I'm dealing with some large pre-processing and looking for advice on how to setup my pipeline.
I'm training a siamese network on the Labelled Faces in the Wild (LFW) dataset in order to do face verification. LFW has about 13,000 different faces. A siamese network ends up training a metric function that places each face into a discrete x/y space, with similar faces clustering together. At testing time I can take a given face, see where it lies in the face, and see if it clusters near another face to do positive/negative identification.
Through a subset of the data, I've learned that the best performance happens when I pair every face with every other face to get all possible positive and negative face combinations to train on. However, if I were to do this with the full 13,000 faces, it would be a huge processing task.
I'm currently pre-processing my data with Python, pairing faces, shuffling them, then writing them to a LevelDB database for use with Caffe. If I try to pair every possible combo of faces with the full 13K faces I run out of memory.

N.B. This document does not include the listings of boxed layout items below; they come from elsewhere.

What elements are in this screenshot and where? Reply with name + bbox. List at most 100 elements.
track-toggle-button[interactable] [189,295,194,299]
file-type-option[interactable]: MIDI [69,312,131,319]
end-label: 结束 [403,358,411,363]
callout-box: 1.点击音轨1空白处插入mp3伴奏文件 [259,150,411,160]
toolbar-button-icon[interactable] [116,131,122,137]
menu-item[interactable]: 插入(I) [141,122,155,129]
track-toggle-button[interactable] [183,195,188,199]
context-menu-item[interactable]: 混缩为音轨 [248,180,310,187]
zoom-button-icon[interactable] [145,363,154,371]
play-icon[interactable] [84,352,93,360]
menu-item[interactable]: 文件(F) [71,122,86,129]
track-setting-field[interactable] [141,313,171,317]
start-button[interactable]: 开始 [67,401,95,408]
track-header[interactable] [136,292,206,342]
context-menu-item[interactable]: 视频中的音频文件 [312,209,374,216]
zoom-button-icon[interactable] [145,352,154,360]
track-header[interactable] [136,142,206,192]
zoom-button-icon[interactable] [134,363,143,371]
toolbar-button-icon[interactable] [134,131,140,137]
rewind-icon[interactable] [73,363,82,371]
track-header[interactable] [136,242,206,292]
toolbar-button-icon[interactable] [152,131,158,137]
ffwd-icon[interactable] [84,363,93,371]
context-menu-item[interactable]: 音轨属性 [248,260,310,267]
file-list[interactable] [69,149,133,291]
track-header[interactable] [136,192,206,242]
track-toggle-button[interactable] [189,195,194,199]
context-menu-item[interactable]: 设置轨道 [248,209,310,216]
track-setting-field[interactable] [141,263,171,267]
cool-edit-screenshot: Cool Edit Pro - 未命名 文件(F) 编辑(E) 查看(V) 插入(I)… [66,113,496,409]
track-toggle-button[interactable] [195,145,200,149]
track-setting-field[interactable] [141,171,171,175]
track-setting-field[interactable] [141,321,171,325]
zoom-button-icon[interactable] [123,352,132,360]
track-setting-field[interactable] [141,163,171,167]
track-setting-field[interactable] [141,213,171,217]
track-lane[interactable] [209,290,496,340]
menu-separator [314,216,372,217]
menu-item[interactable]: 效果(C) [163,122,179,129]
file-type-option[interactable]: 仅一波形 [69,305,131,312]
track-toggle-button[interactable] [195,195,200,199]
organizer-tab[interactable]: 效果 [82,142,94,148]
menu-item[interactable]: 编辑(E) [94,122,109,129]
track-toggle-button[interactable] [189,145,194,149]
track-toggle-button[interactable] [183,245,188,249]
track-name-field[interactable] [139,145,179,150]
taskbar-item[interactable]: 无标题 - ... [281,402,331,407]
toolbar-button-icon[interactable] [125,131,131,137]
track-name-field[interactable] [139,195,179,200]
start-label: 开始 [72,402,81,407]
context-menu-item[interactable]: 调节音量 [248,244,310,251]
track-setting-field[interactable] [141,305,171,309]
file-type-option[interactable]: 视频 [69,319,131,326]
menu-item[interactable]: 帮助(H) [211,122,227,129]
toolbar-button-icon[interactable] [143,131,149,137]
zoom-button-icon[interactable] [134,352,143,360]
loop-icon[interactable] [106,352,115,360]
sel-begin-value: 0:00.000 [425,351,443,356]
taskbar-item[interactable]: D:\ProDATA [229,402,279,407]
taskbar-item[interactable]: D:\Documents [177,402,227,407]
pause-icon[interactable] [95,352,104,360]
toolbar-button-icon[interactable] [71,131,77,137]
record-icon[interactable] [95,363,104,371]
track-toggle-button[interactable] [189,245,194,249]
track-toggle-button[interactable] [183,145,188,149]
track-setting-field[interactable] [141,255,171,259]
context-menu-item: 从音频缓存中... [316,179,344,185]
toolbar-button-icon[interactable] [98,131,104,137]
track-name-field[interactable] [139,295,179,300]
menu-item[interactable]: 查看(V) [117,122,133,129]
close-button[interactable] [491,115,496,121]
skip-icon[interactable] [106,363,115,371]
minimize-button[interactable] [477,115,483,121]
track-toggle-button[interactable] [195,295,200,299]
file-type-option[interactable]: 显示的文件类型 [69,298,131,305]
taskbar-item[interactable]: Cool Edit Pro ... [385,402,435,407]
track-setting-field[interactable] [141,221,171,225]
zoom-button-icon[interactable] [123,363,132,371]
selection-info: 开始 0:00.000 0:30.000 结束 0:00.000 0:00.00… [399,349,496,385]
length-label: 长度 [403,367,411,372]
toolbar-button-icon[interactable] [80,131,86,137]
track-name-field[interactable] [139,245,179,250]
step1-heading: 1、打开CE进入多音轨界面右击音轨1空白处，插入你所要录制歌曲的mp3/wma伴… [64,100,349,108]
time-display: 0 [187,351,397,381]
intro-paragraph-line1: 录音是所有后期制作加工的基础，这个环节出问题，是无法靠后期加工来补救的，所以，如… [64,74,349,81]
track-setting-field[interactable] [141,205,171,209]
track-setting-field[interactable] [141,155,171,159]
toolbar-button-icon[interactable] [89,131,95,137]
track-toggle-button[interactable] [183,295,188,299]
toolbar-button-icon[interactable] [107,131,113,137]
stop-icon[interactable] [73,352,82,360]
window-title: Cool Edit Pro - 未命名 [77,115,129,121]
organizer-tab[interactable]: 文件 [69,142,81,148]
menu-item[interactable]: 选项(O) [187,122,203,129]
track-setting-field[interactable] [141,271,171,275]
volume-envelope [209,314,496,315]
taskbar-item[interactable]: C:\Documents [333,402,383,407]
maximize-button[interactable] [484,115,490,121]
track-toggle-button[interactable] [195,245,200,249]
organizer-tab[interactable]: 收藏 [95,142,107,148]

I need to either get much cleverer with how I'm processing these with Python, or move to some other solution to do every possible combo. What data processing pipeline do folks recommend for dealing with a large dataset like this to do the pairing and shuffling without exhausting available memory?
Eventually I'll move from using the LFW dataset to the CASIA-WebFace dataset, which has about 500K images, so my data processing pipeline needs will get even more intense, so I'll need something that can scale up to that level.